Rust’s cheeks were flushed red, and he looked so intoxicated on Cole that Cole had let out a small laugh. Rust was been buried inside his favorite place, his favorite person, and Cole knew that. He decided that he would allow his ego to be driven insane; he wouldn’t force himself to be humble about the fact that no one else got to see Ruston Vance so uncoordinated and messy.
That was how Cole had known they had been meant for each other, even when he was just a kid.
Cole was so loud— he always had been— so messy. His personality was so big, filling every room with his presence until the walls would nearly burst at the seams. And there Rust would be, always ready to unmake the mess of Cole, put him back together like his favorite fucked-up masterpiece. Teaching Cole patience, silence, calmness.
Cole didn’t mean to make himself emotional, the overwhelming thoughts about Ruston Vance had always been against his own will. But they were always there, lingering, and it meant something. Cole’s wreck of a life had shoved him into Rust’s arms, and it was been beautiful, and complicated.
“Rust,” Cole whispered, shaking his head for a reason that even he hadn’t been sure of. “My rusty,” he mumbled, gasping when Rust’s dick had begun abusing his prostate, milking him of his sanity. “I love you. I love you so fucking much—“ Cole had rambled.
Rust let out an uncharacteristic sound, something resembling a whine, and the sound pushed Cole far over the edge. His orgasm struck like lightning, loud and unmissable. He let out a strangled noise, and his fingers tightened in Rust’s hair, pulling harder than he meant and kissing Rust in apology.
Rust followed shortly after with a loud groan, his harsh grasp on Cole’s waist loosening. Cole collapsed onto his back beside Rust, and for a minute, they just laid there, side by side and panting.
Cole let out a wet laugh, wiping sweat off his forehead with the back of his hand.
“Gets better every time,” is all the wit Cole had left. “Again?”
“Fuck. Give me like ten minutes.” Rust let out his own snort
Cole moved to raise up but stopped at the aching pain in his lower back.
“Okay, make that twenty.”
Cole opened the curtains to his bedroom, sunlight flooding the room as a smile tugged across his lips.

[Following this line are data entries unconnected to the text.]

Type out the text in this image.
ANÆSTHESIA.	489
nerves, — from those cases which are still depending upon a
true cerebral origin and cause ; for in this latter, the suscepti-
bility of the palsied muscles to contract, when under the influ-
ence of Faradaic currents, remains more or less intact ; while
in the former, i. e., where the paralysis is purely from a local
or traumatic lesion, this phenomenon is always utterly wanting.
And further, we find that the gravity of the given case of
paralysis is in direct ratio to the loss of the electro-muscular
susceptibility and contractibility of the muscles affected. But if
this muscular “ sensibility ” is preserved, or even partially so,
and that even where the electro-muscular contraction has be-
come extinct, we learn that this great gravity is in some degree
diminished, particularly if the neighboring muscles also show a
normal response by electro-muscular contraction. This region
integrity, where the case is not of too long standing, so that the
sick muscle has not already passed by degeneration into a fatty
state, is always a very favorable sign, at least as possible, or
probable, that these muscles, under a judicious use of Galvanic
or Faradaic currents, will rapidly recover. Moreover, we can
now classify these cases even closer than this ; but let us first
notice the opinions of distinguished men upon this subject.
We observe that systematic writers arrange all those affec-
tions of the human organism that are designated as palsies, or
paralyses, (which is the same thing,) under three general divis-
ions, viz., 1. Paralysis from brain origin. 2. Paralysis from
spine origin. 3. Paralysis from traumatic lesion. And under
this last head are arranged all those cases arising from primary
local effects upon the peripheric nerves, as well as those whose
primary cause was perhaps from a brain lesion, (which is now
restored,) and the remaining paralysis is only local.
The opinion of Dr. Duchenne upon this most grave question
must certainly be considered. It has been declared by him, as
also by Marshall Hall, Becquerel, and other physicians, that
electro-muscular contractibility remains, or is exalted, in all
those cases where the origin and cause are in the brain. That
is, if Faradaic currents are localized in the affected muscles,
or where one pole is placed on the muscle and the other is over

Cole whipped around on his heels, skipping over to the bed that had been neatly made when they first laid in it, and now was entirely wrinkled and scattered. Cole threw himself onto the mattress and right on top of Rust, who let out a pained grunt.
“Cole—“ He wheezed, letting out a cough as he squinted his eyes from the brightness of the room.
“Hi,” Cole smiled, resting his chin on Rust’s chest. “I’m bored. I miss you. Wake up.”
“I’m awake, and I’m right here.”
“You’re still in bed.”
“You are too.”
Cole paused before nonchalantly shrugging. “Yeah, but it’s okay when I do it.”
Rust chuckled, wrapping his arms around Cole and enclosing him in his warmth.
Chest to chest, skin to skin, and Cole melted into it.
Rust reached one of his hands down to grab Cole’s and bring it to his lips, kissing each of his fingertips.
“You know,” Cole started, “My hand wouldn’t mind a ring on it.”
Rust groaned, letting go of his hand to grab a pillow and smash it into the side of Cole’s head. Cole let out a loud cackle.
“One thing at a time, Cole.”
Rust probably meant that they had had two killer-clown incidents in the span of two years, so they should try to stay safe and heal for now, but Cole liked to think he meant one thing at a time together.
One second at a time, a minute, a month, a year, every day forever. Just with Rust, only Rust.
“Right, fine. I’ll wait another week or two before I bring it up again.”
“Cole.”
“Rusty.”
Cole managed to drag Rust out of bed (for the first time ever, considering Rust was usually always awake before him) and into the kitchen to make breakfast together.
If someone had asked Colton Hill, at any point in his life, to describe love in three words, he would say: devotion, all-consuming, patient.
If someone had asked Colton Hill to break that statement down into just two words, he would simply say, “Ruston Vance.”